NIRPS (Near InfraRed Planet Searcher) is a spectrograph built by an international collaboration led by François Bouchy (Université de Genève and member of PlanetS) and René Doyon (Université de Montréal). Operating in infrared light, NIRPS is optimized to study Earth-sized exoplanets orbiting cool stars. A first step in setting up NIRPS was successfully done in end 2019 with the installation at the focus of the telescope of the front optical adapter developed in Geneva and including the adaptive optics module (http://nccr-planets.ch/blog/2020/03/18/nirps-front-end-installed-at-la-silla/).

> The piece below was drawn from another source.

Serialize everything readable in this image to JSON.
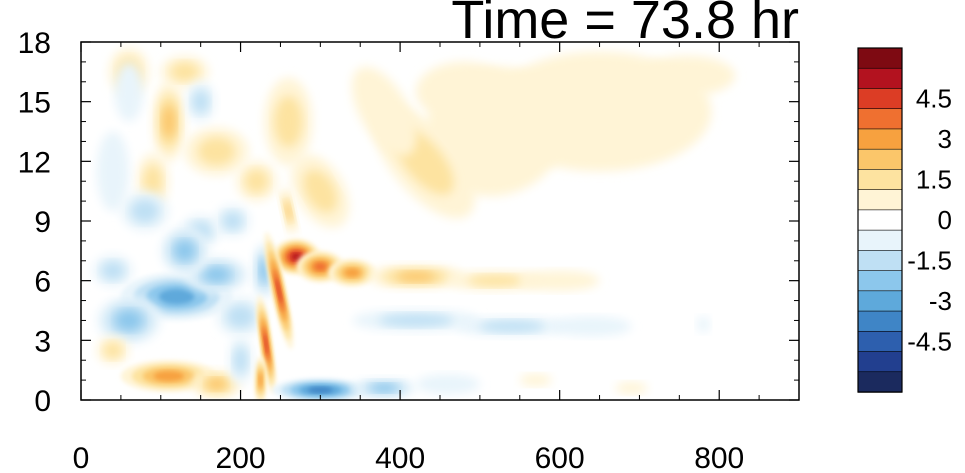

The optical components of the spectrograph were assembled and aligned in a cryostat chamber over the spring and part of the summer of 2020 by our Canadian partners at Université Laval laboratories in Quebec. Mechanical positionings of the components were made at room temperature with extremely high precision using 3D measuring machines and considering the expected shrink of the instrument at cryogenic temperature. Since NIRPS operates in infrared light, it is crucial that it is cooled down to about -200 °C, so that it does not itself emit light that would pollute the data. The instrument’s first “thermal cycle” started on July 31th and took 2 weeks to reach the required temperature. We were able to take the first images on the infrared H4RG detector on August 12th using a set of lamps from the calibration unit developed at Bern University.
Analysis of the first images shows already that the geometry of the spectra is very close to nominal by comparing with the optical model. Fine tuning and optimization in the detector alignment will be done in the coming weeks. A series of intensive tests in lab will then be executed in order validate the performances of the instrument before passing the acceptance to ship it in La Silla, Chile.